Eroski afronta ahora la negociación con los bancos que tienen el 25% de su deuda

Iñigo Ucín, presidente de la Corporación Mondragón, saluda a Javier Martínez Ojinaga -CAF- y Rosa Lavín, de Konfekoop. /PEDRO URRESTI
Iñigo Ucín, presidente de la Corporación Mondragón, saluda a Javier Martínez Ojinaga -CAF- y Rosa Lavín, de Konfekoop. / PEDRO URRESTI

La Corporación Mondragón muestra su alegría y alivio por el acuerdo del grupo de distribución con las cinco grandes entidades españolas

Carmen Larrakoetxea
CARMEN LARRAKOETXEA

Cierta tranquilidad y más trabajo por delante para Eroski. Tras el alivio que ha supuesto el acuerdo alcanzado en la noche del miércoles con la gran banca -concretamente con Santander, BBVA, Sabadell, CaixaBank y Bankia- para refinanciar los 1.540 millones pendientes del crédito sindicado de 2015 y que vence en julio de este año, el grupo cooperativo empieza ahora la negociación con el resto de las entidades que participaron en dicho acuerdo marco y que aún no han firmado. Así lo confirmó ayer el conglomerado vasco de distribución, que «confía en culminar todo el proceso en los próximos meses». Entre esas entidades se encuentran Kutxabank, Laboral Kutxa, Bankoa, Liberbank, Abanca o ING.

Esta segunda parte del proceso negociador se afronta con mucha mayor tranquilidad, ya que haber logrado un acuerdo con los bancos que concentran el 75% de la deuda supone un relevante respaldo de cara a las conversaciones con el resto de entidades. El objetivo de Eroski es que se sumen voluntariamente a los términos del nuevo acuerdo, para evitar, como en 2015, que haya que llevar la refinanciación al proceso de homologación judicial, lo que exige entrar en situación de preconcurso.

Los términos del nuevo pacto financiero sellado el miércoles con los cinco grandes acreedores estipulan la división de la deuda en dos tramos: uno 'amortizable' por un importe máximo de 1.000 millones, con vencimiento a cinco años (en 2024) y a un interés del euríbor más 2,5 puntos; y uno llamado 'bullet', por 540 millones, que amplía su periodo de amortización hasta los 8 años, a un interés del 0,5%. Además, se renuevan las líneas de crédito operativas (circulante para las actividades ordinarias), por 372 millones.

Eroski dejó muy claro que este nuevo pacto de refinanciación no incluye la obligación de vender Caprabo ni Forum Sport, como en principio pedían algunas entidades, pero sí conllevará la reorganización societaria del grupo por áreas de negocio.
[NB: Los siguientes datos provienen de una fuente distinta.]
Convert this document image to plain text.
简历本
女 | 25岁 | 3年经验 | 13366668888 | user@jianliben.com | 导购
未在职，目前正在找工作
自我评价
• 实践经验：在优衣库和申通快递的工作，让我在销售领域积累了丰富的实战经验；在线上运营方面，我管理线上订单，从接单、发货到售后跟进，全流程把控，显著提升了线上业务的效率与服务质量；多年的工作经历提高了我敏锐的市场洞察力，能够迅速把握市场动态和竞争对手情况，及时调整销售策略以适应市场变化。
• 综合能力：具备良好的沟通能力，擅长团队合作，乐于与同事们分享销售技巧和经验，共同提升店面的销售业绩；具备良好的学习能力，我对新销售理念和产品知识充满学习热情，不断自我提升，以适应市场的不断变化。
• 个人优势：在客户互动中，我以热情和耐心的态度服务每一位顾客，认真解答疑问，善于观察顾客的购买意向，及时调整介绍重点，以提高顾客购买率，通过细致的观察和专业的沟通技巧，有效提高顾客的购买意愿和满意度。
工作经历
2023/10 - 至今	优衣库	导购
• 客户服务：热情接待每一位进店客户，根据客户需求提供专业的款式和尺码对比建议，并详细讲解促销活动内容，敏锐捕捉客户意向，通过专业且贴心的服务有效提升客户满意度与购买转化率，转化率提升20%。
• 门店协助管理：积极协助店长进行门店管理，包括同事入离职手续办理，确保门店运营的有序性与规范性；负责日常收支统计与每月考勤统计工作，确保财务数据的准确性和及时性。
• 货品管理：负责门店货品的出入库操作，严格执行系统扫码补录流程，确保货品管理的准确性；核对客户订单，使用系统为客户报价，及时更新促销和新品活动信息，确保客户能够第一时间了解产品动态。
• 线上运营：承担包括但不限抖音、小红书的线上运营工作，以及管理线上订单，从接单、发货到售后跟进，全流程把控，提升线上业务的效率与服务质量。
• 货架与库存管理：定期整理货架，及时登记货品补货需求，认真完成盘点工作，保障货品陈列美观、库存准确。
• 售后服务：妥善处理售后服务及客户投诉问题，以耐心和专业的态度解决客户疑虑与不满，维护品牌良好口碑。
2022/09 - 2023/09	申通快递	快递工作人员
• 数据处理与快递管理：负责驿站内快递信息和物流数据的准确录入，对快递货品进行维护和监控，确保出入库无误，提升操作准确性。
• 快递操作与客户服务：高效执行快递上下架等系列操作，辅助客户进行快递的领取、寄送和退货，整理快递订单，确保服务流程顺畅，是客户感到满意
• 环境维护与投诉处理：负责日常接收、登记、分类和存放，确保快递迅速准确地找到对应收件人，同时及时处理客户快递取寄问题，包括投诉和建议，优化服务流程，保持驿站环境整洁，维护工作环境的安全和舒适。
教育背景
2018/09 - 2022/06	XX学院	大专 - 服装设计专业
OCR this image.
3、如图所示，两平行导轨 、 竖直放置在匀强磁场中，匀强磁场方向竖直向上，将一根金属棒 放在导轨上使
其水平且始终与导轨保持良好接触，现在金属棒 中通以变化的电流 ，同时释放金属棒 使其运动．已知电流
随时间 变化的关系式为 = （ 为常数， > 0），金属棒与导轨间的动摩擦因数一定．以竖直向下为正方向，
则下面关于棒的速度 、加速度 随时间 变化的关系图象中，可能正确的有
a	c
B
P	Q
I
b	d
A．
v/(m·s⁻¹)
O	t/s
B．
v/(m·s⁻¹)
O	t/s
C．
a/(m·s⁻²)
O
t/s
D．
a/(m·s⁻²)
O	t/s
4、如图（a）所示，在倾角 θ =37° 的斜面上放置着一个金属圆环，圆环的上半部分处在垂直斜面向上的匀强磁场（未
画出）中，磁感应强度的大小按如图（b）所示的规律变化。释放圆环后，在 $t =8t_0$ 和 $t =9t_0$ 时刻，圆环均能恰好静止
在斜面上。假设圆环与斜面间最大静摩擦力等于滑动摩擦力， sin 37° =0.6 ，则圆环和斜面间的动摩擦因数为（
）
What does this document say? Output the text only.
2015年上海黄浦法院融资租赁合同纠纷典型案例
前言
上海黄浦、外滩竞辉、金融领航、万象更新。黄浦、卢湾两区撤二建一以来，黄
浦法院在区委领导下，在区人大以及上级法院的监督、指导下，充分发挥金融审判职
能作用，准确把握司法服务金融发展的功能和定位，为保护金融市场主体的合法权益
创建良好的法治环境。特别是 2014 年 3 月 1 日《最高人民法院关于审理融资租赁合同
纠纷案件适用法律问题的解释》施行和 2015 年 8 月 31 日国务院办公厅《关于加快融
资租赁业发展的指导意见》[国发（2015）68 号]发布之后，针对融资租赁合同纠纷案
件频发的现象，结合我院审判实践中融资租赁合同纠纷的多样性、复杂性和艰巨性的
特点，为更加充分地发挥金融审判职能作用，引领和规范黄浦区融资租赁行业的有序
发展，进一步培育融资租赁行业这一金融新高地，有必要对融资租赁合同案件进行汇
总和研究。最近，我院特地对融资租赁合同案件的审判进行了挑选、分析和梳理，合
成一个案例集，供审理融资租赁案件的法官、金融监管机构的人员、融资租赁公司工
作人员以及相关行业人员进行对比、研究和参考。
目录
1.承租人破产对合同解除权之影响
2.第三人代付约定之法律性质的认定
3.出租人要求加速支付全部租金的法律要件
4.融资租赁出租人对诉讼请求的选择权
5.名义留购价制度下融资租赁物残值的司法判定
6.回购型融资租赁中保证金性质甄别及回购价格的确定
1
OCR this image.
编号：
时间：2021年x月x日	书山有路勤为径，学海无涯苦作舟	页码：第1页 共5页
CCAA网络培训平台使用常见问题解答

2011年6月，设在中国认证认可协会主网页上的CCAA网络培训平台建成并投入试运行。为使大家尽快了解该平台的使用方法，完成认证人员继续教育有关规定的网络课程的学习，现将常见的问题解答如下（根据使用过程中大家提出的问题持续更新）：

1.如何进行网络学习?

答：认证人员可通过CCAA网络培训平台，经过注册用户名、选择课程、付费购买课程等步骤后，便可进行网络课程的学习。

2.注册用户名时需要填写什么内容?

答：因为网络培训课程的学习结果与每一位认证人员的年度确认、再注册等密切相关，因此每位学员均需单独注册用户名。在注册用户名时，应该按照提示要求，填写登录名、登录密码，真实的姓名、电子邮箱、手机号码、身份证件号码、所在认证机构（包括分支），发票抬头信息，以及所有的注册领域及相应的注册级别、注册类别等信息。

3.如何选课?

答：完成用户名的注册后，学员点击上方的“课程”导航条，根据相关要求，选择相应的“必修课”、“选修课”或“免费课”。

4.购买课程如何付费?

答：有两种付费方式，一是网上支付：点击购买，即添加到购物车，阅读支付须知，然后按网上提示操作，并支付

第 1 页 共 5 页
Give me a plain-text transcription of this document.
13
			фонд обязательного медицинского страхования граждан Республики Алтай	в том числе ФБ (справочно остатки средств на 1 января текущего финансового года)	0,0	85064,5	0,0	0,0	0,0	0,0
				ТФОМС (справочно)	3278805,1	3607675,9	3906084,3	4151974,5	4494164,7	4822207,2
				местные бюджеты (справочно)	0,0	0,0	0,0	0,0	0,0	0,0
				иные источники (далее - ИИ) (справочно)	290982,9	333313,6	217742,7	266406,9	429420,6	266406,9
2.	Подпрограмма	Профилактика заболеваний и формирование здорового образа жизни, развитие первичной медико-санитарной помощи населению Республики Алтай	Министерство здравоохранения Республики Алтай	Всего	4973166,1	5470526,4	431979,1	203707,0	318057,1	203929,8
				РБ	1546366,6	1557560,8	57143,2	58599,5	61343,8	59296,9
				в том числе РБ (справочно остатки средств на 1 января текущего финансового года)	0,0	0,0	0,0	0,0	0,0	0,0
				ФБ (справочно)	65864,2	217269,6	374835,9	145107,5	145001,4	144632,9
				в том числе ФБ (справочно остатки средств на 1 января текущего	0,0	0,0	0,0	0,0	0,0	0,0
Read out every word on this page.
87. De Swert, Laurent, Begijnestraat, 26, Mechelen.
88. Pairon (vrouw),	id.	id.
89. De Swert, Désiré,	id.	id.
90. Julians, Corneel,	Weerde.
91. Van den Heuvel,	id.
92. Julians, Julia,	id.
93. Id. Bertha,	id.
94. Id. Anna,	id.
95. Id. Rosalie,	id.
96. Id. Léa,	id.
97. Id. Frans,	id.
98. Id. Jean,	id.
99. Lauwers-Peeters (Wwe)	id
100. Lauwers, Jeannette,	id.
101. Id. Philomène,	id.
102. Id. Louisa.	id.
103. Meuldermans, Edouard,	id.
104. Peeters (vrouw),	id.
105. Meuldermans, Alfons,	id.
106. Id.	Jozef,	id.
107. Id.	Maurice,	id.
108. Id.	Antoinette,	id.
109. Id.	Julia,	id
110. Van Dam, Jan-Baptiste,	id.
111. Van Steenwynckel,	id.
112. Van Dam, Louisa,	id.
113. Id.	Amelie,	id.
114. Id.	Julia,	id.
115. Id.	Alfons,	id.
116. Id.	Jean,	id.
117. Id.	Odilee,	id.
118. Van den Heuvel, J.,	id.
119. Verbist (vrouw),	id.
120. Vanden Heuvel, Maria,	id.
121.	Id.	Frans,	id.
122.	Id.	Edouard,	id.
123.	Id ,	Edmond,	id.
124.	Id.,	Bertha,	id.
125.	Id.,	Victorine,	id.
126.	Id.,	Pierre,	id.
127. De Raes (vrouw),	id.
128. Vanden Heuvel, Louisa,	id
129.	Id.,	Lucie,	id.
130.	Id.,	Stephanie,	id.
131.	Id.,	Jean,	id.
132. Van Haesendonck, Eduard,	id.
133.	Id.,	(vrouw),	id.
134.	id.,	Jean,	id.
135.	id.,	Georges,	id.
Esto supondrá, explicaron, que se configurará una estructura en la que por un lado estará la matriz de la sociedad cooperativa, Eroski S. Coop, y por otro, a través de una sociedad paraguas o holding, se colocarán las sociedades mercantiles en las que participa Eroski -son 45, entre ellas Cesosa, Picabo, la gallega Vegonsa, la catalana Caprabo, la deportiva Forum Sport o Eroski Viajes- y se reordenarán principalmente por áreas geográficas.

Otro aspecto vital para el grupo vasco de distribución es que en el nuevo acuerdo de refinanciación con la gran banca «deja de contemplarse», como así se estipulaba en las condiciones del pacto de 2015, la posibilidad de mercantilizar la cooperativa. Ahora no se plantea «en ningún supuesto».

La alegría por la consecución de este acuerdo, que según su presidente, Agustín Markaide, despeja el «horizonte financiero» y permite al grupo centrarse en «el desarrollo de su plan de negocio», se hizo extensiva a toda la Corporación Mondragón, donde todavía está muy fresco el recuerdo de lo que implicó el derrumbe de Fagor Electrodomésticos.

El propio presidente de la Corporación, Iñigo Ucín, lo reconoció ayer con vehemencia: «Tengo que decir que tengo una alegría en el cuerpo por esa noticia...». Su sinceridad tuvo como respuesta la empatía de los asistentes a la conferencia que impartió en Bilbao en el 'Forum Europa', a la que acudió para transmitir la relevancia de la Corporación Mondragón, que tiene sus centros de decisión «aquí», en el conjunto de la economía vasca: 97 empresas en todo el mundo, 12.000 millones de euros de facturación y 83.000 trabajadores, de los cuales 37.000 están en Euskadi. Sólo en Eroski, la cooperativa con sede en Elorrio, trabajan 33.000 personas repartidas por toda España.

Ucín insistió en que el pacto con los grandes bancos era algo que «se esperaba», ya que Eroski siempre ha cumplido con «todos sus compromisos, con todos». Y además, añadió, «es un negocio rentable» que tiene «un modelo, el Contigo, que está funcionando francamente bien».